I had a similar problem to solve so I came across this question. I did a performance comparison of Andrew Clark's and narayan's answer which I would like to share.

The primary difference between two answers is how they iterate over inner lists. One of them uses builtin map, while other is using list comprehension. Map function has slight performance advantage to its equivalent list comprehension if it doesn't require the use lambdas. So in context of this question map should perform slightly better than list comprehension.

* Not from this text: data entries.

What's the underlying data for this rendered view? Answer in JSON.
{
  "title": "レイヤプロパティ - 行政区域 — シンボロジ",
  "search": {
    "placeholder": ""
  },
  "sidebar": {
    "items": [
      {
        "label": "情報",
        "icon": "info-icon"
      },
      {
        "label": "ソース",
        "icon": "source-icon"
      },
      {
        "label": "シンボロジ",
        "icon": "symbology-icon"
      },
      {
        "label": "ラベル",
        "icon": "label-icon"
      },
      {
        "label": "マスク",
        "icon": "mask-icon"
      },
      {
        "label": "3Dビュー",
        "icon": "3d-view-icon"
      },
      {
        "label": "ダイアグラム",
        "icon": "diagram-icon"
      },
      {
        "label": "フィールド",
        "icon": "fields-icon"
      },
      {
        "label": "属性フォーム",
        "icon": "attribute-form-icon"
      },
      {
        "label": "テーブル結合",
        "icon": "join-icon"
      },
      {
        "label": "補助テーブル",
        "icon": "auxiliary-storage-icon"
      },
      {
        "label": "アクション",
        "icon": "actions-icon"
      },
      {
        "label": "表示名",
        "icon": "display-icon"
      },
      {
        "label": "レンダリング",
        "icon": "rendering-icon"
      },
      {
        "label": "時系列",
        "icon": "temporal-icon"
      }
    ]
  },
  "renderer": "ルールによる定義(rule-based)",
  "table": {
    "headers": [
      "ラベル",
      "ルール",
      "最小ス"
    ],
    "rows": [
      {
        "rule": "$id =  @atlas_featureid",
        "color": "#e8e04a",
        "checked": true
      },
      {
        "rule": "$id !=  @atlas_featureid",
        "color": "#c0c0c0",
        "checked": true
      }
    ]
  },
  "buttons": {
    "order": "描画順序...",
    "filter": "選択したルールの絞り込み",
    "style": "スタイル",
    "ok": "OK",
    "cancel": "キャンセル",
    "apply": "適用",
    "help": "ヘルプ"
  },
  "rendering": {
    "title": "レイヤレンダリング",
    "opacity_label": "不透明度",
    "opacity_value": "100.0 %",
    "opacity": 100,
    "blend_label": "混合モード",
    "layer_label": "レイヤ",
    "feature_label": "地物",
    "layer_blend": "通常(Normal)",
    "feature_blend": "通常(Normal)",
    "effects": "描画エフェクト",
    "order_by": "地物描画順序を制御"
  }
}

Lets do a performance benchmark to see if it is actually true. I used python version 3.5.0 to perform all these tests. In first set of tests I would like to keep elements per list to be 10 and vary number of lists from 10-100,000

>>> python -m timeit "[list(map(float,k)) for k in [list(range(0,10))]*10]"
>>> 100000 loops, best of 3: 15.2 usec per loop   
>>> python -m timeit "[[float(y) for y in x] for x in [list(range(0,10))]*10]"
>>> 10000 loops, best of 3: 19.6 usec per loop 

>>> python -m timeit "[list(map(float,k)) for k in [list(range(0,10))]*100]"
>>> 100000 loops, best of 3: 15.2 usec per loop
>>> python -m timeit "[[float(y) for y in x] for x in [list(range(0,10))]*100]"
>>> 10000 loops, best of 3: 19.6 usec per loop 

>>> python -m timeit "[list(map(float,k)) for k in [list(range(0,10))]*1000]"
>>> 1000 loops, best of 3: 1.43 msec per loop   
>>> python -m timeit "[[float(y) for y in x] for x in [list(range(0,10))]*1000]"
>>> 100 loops, best of 3: 1.91 msec per loop

>>> python -m timeit "[list(map(float,k)) for k in [list(range(0,10))]*10000]"
>>> 100 loops, best of 3: 13.6 msec per loop   
>>> python -m timeit "[[float(y) for y in x] for x in [list(range(0,10))]*10000]"
>>> 10 loops, best of 3: 19.1 msec per loop

>>> python -m timeit "[list(map(float,k)) for k in [list(range(0,10))]*100000]"
>>> 10 loops, best of 3: 164 msec per loop
>>> python -m timeit "[[float(y) for y in x] for x in [list(range(0,10))]*100000]"
>>> 10 loops, best of 3: 216 msec per loop

enter image description here

In the next set of tests I would like to raise number of elements per lists to 100.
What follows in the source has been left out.